Hari ke-2 : Menikmati kembali masakan khas Banyuwangi: Sego Janganan 
Pagi harinya aku dibelikan sarapan sego cawuk/sego janganan. Sarapan khas masyarakat Banyuwangi. Nasi putih yang diberi kuah pindang dan kelapa parut yang dimasak dengan butiran jagung yang berkuah. Untuk lauknya biasanya telur cit (dimasak dengan petis), tempe goreng, pepes ikan, dan sebagainya. Untuk pelengkapnya adalah sambal terasi, kerupuk/rempeyek. Namun aku lebih menyukai dengan sambal pecel karena aku pikir sego janganan sangat tepat dengan sambel pecel daripada dengan sambel terasi biasa. Kemudian yang membuat rasa khasnya muncul adalah daun pisang sebagai pembungkusnya. Itu yang masih dijaga sampai sekarang oleh para penjualnya. 

Hari ke-3 : Makan bersama bapak, ibu, dan Dini di rumah

Aku hanya merasakan nikmat. Ya. Satu kata itu yang bisa aku ungkapan meskipun aku butuh kata yang mempunyai arti lebih dari itu untuk mengungkapkan betapa indahnya saat makan bersama mereka dengan lauk yang sederhana: ikan laut yang digoreng dengan sambal terasi andalan ibu yang paling dahsyat dan lalapan. That’s it. Dengan lauk begitu saja aku bisa sampai nambah. 

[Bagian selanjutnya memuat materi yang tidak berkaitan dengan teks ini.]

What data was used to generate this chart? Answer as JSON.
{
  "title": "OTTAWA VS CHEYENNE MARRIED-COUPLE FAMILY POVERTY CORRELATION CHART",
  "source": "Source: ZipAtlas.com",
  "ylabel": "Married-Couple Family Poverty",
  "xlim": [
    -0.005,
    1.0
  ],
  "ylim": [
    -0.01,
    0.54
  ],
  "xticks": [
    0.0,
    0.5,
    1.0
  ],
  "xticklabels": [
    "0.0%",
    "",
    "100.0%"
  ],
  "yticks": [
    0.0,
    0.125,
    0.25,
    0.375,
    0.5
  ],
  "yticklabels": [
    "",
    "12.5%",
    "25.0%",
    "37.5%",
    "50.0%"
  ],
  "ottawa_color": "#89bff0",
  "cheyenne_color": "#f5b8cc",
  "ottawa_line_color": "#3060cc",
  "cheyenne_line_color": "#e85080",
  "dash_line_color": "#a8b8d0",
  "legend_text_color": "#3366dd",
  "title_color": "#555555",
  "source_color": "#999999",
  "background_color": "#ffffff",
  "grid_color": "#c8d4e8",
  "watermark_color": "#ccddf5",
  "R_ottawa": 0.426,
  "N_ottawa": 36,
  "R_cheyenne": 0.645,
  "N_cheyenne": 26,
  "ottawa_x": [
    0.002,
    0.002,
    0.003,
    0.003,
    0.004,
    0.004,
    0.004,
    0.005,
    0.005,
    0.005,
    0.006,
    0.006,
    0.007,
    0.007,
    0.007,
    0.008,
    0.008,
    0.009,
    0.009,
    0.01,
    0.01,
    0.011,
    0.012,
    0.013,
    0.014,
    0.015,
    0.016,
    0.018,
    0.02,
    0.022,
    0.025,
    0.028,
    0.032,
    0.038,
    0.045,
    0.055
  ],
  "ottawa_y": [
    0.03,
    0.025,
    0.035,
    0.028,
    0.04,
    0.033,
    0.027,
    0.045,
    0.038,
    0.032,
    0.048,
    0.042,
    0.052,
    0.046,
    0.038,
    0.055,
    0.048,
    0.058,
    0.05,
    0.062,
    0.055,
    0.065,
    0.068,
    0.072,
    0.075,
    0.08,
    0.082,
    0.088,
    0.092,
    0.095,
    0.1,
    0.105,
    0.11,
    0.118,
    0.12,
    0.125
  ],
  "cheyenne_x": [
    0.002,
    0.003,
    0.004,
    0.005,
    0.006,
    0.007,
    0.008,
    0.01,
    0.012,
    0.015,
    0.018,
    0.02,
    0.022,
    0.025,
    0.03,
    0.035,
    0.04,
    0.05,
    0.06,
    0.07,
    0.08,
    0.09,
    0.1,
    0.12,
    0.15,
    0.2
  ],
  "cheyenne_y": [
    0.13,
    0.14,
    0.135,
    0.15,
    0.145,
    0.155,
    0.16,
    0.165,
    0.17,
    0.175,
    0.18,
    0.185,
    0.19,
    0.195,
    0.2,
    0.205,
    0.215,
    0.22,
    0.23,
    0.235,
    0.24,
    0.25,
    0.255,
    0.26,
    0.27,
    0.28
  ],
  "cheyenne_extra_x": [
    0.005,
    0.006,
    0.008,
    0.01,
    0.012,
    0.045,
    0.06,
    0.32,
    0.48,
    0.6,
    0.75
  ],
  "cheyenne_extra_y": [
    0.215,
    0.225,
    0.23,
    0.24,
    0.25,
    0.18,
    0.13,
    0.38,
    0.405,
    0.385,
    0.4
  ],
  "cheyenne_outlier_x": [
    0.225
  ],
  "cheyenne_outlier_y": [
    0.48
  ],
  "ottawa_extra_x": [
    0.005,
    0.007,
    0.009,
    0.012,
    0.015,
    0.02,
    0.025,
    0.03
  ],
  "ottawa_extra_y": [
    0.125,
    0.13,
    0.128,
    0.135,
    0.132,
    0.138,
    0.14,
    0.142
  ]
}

Hari ke-4 : Menyewa VCD di rental dan kedatangan tamu yang tidak bakal kau percaya
Aku menyewa 5 film di rental terlengkap di Banyuwangi. Doubt, 3 Hari Untuk Selamanya, Die Hard 4, Mean Creek, dan The Boy in the Striped Pyjamas. Malamnya, saat aku mengerjakan tugas MOS sepupuku, seorang tamu yang tidak aku kenal datang. Ternyata dia tidak sendirian. Dia membawa rombongan. Dan aku tekejut saat aku mengintip dan aku melihat sosok yang pas hari minggu kemarin aku lihat di Indosiar. Dia Emilia Contesa kalau kau ingin tahu. Ya, dia datang ke rumahku dan melihat seisi rumah mulai ruang tamu, kamar tidur, sampai dapurpun ia lihat. Dia calon klien bapakku yang ingin mengisi rumah barunya dengan perabotan. Semacam konsultasi dengan bapak. Wajarlah kalau menurutku mengingat dia asli orang Banyuwangi. Ini bukan bualan lho. 

Hari ke-5: Watching Full Movies

Bangun tidur pagi hari langsung bikin sarapan sendiri. Roti diolesi mentega lalu diberi keju dan meses coklat. Minumannya mix juice (apel, tomat, jambu bangkok, dan wortel). Abis itu seharian aku sengaja menonton film-film yang aku sewa. Karena besok aku harus balik ke Surabaya. Tidak semua aku tonton. Separuhnya aku salin di komputerku. Dan ibuku kebetulan sedang membuat kue bolu waktu itu. Rasanya luar biasa. Lembut dan lembut. 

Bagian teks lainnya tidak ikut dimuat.